And, if an application has been made, it is not at all clear that the patient is straightforwardly in the AMHP’s custody during a prolonged wait. I’m not aware of any caselaw which has defined the scope of ‘take and convey’ in s6. That section says that an AMHP (after ‘duly completing’ and application) has the power to ‘take and convey’ the patient ‘at any time’ within the 14 days. Does that mean that a patient is in the AMHP’s custody for potentially 14 days? Or just that they could be placed in the AMHP’s custody at any point once the ‘taking and conveying’ starts to happen? Is that what ‘liable to be detained’ means in this scenario? I’ve often heard AMHPs say that they take custody at the moment their application is signed until the patient arrives at hospital. I’m not so sure.
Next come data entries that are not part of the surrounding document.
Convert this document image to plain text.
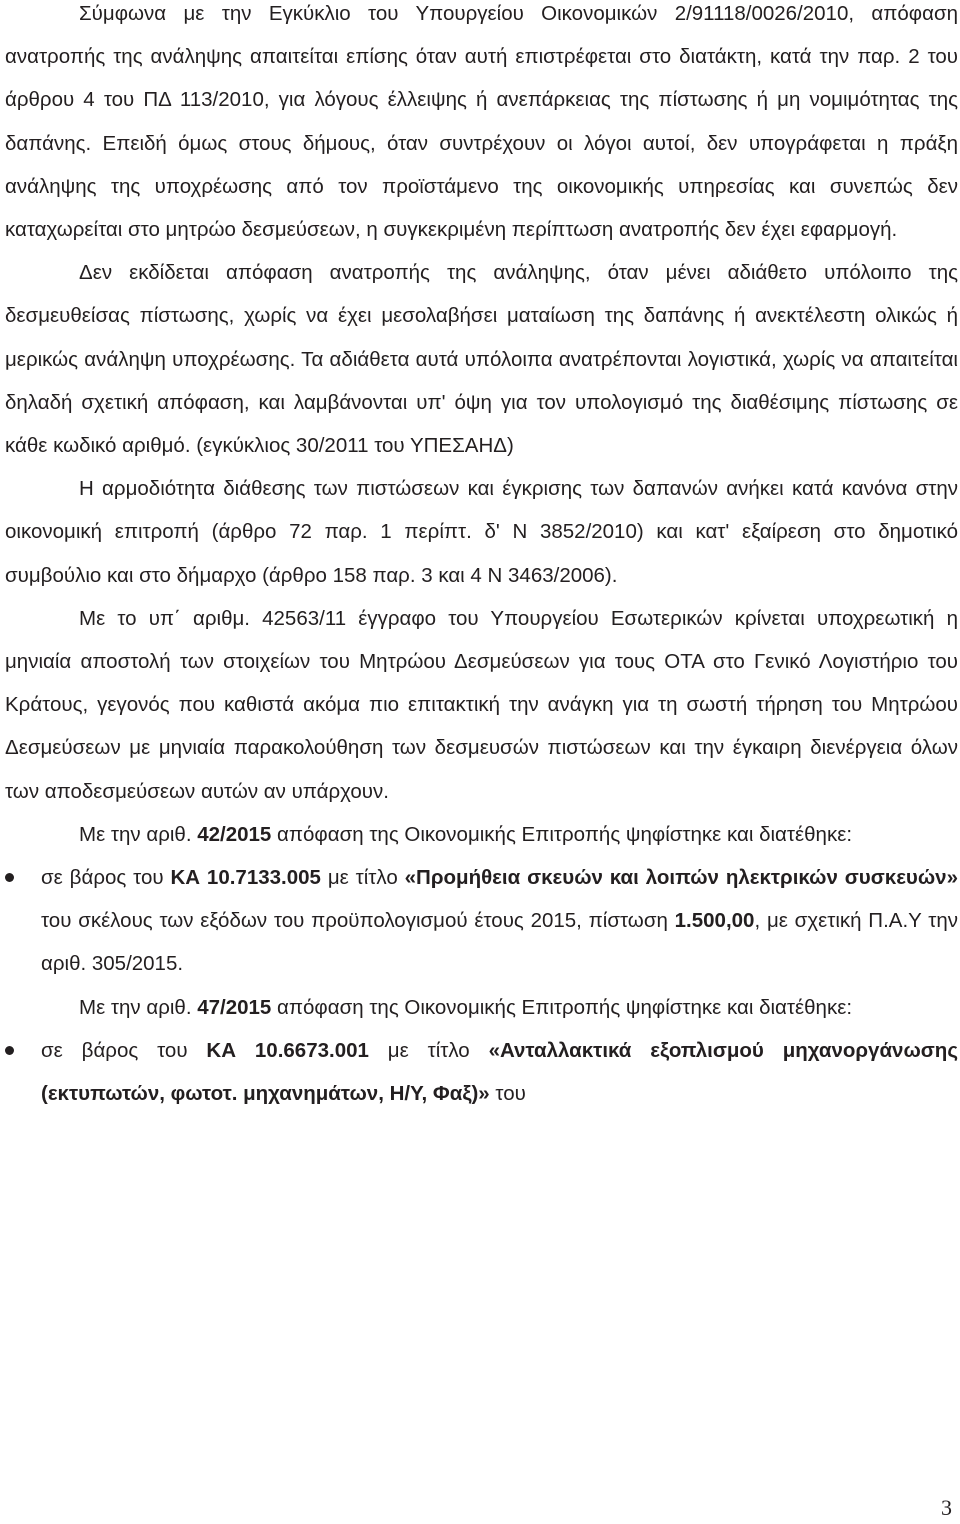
Σύμφωνα με την Εγκύκλιο του Υπουργείου Οικονομικών 2/91118/0026/2010, απόφαση ανατροπής της ανάληψης απαιτείται επίσης όταν αυτή επιστρέφεται στο διατάκτη, κατά την παρ. 2 του άρθρου 4 του ΠΔ 113/2010, για λόγους έλλειψης ή ανεπάρκειας της πίστωσης ή μη νομιμότητας της δαπάνης. Επειδή όμως στους δήμους, όταν συντρέχουν οι λόγοι αυτοί, δεν υπογράφεται η πράξη ανάληψης της υποχρέωσης από τον προϊστάμενο της οικονομικής υπηρεσίας και συνεπώς δεν καταχωρείται στο μητρώο δεσμεύσεων, η συγκεκριμένη περίπτωση ανατροπής δεν έχει εφαρμογή.

Δεν εκδίδεται απόφαση ανατροπής της ανάληψης, όταν μένει αδιάθετο υπόλοιπο της δεσμευθείσας πίστωσης, χωρίς να έχει μεσολαβήσει ματαίωση της δαπάνης ή ανεκτέλεστη ολικώς ή μερικώς ανάληψη υποχρέωσης. Τα αδιάθετα αυτά υπόλοιπα ανατρέπονται λογιστικά, χωρίς να απαιτείται δηλαδή σχετική απόφαση, και λαμβάνονται υπ' όψη για τον υπολογισμό της διαθέσιμης πίστωσης σε κάθε κωδικό αριθμό. (εγκύκλιος 30/2011 του ΥΠΕΣΑΗΔ)

Η αρμοδιότητα διάθεσης των πιστώσεων και έγκρισης των δαπανών ανήκει κατά κανόνα στην οικονομική επιτροπή (άρθρο 72 παρ. 1 περίπτ. δ' Ν 3852/2010) και κατ' εξαίρεση στο δημοτικό συμβούλιο και στο δήμαρχο (άρθρο 158 παρ. 3 και 4 Ν 3463/2006).

Με το υπ΄ αριθμ. 42563/11 έγγραφο του Υπουργείου Εσωτερικών κρίνεται υποχρεωτική η μηνιαία αποστολή των στοιχείων του Μητρώου Δεσμεύσεων για τους ΟΤΑ στο Γενικό Λογιστήριο του Κράτους, γεγονός που καθιστά ακόμα πιο επιτακτική την ανάγκη για τη σωστή τήρηση του Μητρώου Δεσμεύσεων με μηνιαία παρακολούθηση των δεσμευσών πιστώσεων και την έγκαιρη διενέργεια όλων των αποδεσμεύσεων αυτών αν υπάρχουν.

Με την αριθ. 42/2015 απόφαση της Οικονομικής Επιτροπής ψηφίστηκε και διατέθηκε:

σε βάρος του ΚΑ 10.7133.005 με τίτλο «Προμήθεια σκευών και λοιπών ηλεκτρικών συσκευών» του σκέλους των εξόδων του προϋπολογισμού έτους 2015, πίστωση 1.500,00, με σχετική Π.Α.Υ την αριθ. 305/2015.

Με την αριθ. 47/2015 απόφαση της Οικονομικής Επιτροπής ψηφίστηκε και διατέθηκε:

σε βάρος του ΚΑ 10.6673.001 με τίτλο «Ανταλλακτικά εξοπλισμού μηχανοργάνωσης (εκτυπωτών, φωτοτ. μηχανημάτων, Η/Υ, Φαξ)» του

3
I think this is a really important point, not least because I’ve wondered how an Article 2 inquest would test these questions if it arose, for example, that an AMHP had completed an application and then delayed the conveyance during which time the patient absconded and died by suicide of killed someone else.
In many other forms of “custody”, you would engage the mechanism until you’re ready to give effect to it, but in fairness, police / immigration, etc are in control of their conveyance and “custody” buildings. AMHPs are in a very different situation where they may want to make immediate application and conveyance, but the mechanisms are beyond their immediate scope of control.
And if the AMHP were to wish to deliberately delay admission for a day or so (for example, attempting a less restrictive option before resorting to admission), I presume they’d delay making the MHA application until that other option had failed and admission became unavoidable?
Just to add to the mix that the wording of s.6(1) is ‘…take the patient AND convey him…’ Given that Parliamentary draftsmen don’t generally waste words saying the same thing twice, I read the phrase as disjunctive, i.e. ‘take’ and ‘convey’ refer to two different activities. The ‘convey’ is clearly the transporting (which as we know can be delegated). In my reading, ‘take’ refers to the power to capture & hold the patient pending availability of the transport, which can likewise be delegated. This interpretation is reinforced by the wording at s.137(2):… required or authorised to take any person into custody, OR to convey or detain any person…’
I must stress that this is just my interpretation. I believe Richard Jones doesn’t agree. However, I am not aware of any caselaw one way or the other, and I think it is at least arguable- and it would mean that staff would have the assurance that if they prevent the patient from leaving until the ambulance arrives they are expressly covered against an acusatio0n of false imprisonment rather than having to rely on common law etc.
I don’t know if that helps at all with Nick’s original query- I suspect not!
Hi Simon. Good to hear from you.
I think you make a very good point, and your interpretation of ‘take’ would be an AMHP’s defence if challenged. I can’t imagine, though, that those Parliamentry drafts people foresaw today’s world of bed unavailability and of ‘taking’ stretching into days or weeks. To the extent that sometimes AMHPs refuse to even attend to interview if no bed is available in order to avoid the impossible situations of either wanting to sign an application but being unable, or of signing an application in good faith only to find that the promised bed is no longer immediately available.